Figure 2. Raw dough creates three identical loaves of bread.
Figure 2. Static training. Train once; serve the same built model multiple times. (Images by Pexels and by fancycrave1.)

 

Figure 3. Raw dough creates slightly different loaves of bread
            each time.
Figure 3. Dynamic training. Retrain frequently; serve the most recently built model. (Images by Pexels and by Couleur.)

 

Table 1. Primary advantages and disadvantages.

Static training Dynamic training
Advantages Simpler. You only need to develop and test the model once. More adaptable. Your model will keep up with any changes to the relationship between features and labels.
Disadvantages Sometimes staler. If the relationship between features and labels changes over time, your model's predictions will degrade. More work. You must build, test, and release a new product all the time.

If your dataset truly isn't changing over time, choose static training because it is cheaper to create and maintain than dynamic training. However, datasets tend to change over time, even those with features that you think are as constant as, say, sea level. The takeaway: even with static training, you must still monitor your input data for change.

For example, consider a model trained to predict the probability that users will buy flowers. Because of time pressure, the model is trained only once using a dataset of flower buying behavior during July and August. The model works fine for several months but then makes terrible predictions around Valentine's Day because user behavior during that floral holiday period changes dramatically.

For a more detailed exploration of static and dynamic training, see the Managing ML Projects course.

Exercises: Check your understanding

Which two of the following statements are true about static (offline) training?
The model stays up to date as new data arrives.
Actually, if you train offline, then the model has no way to incorporate new data as it arrives. This can lead to model staleness, if the distribution you are trying to learn from changes over time.
You can verify the model before applying it in production.
Yes, offline training gives ample opportunity to verify model performance before introducing the model in production.
Offline training requires less monitoring of training jobs than online training.
In general, monitoring requirements at training time are more modest for offline training, which insulates you from many production considerations.

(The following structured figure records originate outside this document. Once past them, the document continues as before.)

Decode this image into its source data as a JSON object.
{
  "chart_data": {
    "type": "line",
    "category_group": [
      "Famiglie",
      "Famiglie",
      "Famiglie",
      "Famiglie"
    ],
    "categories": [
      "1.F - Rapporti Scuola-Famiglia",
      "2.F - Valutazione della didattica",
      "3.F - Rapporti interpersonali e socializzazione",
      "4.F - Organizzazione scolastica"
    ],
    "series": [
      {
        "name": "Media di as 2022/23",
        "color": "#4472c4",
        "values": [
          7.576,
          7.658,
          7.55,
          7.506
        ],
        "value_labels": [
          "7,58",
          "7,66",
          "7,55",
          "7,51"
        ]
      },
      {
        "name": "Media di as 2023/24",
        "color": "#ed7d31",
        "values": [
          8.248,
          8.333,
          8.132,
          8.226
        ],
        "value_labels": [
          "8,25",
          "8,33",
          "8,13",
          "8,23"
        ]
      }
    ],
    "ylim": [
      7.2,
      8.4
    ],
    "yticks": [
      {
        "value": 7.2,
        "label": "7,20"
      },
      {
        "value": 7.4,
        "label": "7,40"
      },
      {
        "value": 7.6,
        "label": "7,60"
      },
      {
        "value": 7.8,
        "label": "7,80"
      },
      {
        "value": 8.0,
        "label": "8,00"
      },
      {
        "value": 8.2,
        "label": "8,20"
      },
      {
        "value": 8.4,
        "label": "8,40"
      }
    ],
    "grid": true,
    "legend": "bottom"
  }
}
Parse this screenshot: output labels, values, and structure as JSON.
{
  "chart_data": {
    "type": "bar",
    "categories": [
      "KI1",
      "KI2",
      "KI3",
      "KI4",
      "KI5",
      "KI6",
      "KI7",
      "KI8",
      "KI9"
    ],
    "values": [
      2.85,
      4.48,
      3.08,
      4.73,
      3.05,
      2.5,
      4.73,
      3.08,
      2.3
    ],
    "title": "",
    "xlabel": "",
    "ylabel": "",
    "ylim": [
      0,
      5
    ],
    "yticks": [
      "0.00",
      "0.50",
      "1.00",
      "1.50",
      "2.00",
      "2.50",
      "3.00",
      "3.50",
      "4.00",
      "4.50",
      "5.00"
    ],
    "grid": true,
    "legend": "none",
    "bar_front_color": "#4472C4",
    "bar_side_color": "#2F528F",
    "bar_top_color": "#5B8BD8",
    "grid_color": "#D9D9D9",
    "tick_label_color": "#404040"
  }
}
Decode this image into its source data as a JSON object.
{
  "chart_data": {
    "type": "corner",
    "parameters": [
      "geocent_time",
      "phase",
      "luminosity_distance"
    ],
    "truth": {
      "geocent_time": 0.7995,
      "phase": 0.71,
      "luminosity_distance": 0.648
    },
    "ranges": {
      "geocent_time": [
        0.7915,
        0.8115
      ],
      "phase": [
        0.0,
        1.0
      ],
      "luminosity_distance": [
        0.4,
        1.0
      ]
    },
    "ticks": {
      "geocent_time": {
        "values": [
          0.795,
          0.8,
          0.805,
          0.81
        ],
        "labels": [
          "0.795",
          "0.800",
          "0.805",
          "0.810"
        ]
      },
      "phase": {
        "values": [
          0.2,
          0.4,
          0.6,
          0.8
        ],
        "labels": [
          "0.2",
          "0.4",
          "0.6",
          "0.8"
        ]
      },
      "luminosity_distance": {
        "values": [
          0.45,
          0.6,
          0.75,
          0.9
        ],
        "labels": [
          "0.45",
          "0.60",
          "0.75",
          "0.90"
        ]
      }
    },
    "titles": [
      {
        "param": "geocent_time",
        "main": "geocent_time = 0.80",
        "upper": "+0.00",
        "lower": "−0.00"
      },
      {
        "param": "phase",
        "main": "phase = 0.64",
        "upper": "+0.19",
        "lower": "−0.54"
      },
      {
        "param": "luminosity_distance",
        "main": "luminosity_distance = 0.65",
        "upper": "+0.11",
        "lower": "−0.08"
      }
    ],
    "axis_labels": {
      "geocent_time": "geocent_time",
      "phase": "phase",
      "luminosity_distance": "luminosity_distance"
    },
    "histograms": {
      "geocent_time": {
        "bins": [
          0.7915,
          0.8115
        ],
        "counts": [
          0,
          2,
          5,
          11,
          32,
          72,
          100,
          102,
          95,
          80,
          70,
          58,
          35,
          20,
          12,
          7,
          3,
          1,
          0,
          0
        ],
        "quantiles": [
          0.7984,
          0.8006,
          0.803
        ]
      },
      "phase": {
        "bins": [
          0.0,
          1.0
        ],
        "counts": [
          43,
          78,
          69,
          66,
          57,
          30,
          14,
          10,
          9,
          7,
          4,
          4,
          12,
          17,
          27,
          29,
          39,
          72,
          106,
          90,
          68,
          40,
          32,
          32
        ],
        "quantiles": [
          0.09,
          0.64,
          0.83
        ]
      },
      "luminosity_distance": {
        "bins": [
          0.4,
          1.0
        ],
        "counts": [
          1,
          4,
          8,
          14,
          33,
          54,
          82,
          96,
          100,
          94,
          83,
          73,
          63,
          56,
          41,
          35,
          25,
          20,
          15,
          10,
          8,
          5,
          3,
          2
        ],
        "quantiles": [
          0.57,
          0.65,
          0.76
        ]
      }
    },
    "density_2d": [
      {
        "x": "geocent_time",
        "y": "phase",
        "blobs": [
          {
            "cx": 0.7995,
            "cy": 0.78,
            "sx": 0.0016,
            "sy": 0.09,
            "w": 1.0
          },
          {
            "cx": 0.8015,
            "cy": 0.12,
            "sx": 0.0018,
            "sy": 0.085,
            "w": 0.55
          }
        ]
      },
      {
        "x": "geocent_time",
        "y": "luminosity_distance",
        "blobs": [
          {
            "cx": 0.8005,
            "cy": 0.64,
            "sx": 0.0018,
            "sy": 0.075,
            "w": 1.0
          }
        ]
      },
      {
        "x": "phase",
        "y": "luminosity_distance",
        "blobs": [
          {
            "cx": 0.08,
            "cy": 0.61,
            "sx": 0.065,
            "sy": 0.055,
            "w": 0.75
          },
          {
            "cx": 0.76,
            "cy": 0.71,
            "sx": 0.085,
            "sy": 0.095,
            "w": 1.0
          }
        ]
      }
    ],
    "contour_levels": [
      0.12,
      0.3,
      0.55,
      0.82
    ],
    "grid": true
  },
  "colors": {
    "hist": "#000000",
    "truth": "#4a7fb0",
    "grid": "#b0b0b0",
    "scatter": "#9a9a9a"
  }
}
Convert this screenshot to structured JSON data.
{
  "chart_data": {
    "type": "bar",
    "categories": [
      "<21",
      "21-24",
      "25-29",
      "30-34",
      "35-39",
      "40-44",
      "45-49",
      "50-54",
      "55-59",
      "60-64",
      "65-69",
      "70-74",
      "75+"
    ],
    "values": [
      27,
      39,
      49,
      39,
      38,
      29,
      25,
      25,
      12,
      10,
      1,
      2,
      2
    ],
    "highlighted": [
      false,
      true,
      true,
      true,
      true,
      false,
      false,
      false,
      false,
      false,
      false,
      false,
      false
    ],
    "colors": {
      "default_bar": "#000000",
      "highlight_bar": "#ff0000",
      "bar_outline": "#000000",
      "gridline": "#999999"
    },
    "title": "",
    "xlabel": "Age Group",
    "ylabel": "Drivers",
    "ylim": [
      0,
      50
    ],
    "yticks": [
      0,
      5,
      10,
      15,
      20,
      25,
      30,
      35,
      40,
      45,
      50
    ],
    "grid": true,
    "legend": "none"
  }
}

However, the more frequently you train your model, the higher the investment you'll need to make in monitoring. You'll also want to validate regularly to ensure that changes to your code (and its dependencies) don't adversely affect model quality.
Very little monitoring of input data needs to be done at inference time.
Counterintuitively, you do need to monitor input data at serving time. If the input distributions change, then our model's predictions may become unreliable. Imagine, for example, a model trained only on summertime clothing data suddenly being used to predict clothing buying behavior in wintertime.
Which one of the following statements is true of dynamic (online) training?
The model stays up to date as new data arrives.
This is the primary benefit of online training; you can avoid many staleness issues by allowing the model to train on new data as it comes in.
Very little monitoring of training jobs needs to be done.
Actually, you must continuously monitor training jobs to ensure that they are healthy and working as intended. You'll also need supporting infrastructure like the ability to roll a model back to a previous snapshot in case something goes wrong in training, such as a buggy job or corruption in input data.
Very little monitoring of input data needs to be done at inference time.
Just like a static, offline model, it is also important to monitor the inputs to the dynamically updated models. You are likely not at risk for large seasonality effects, but sudden, large changes to inputs (such as an upstream data source going down) can still cause unreliable predictions.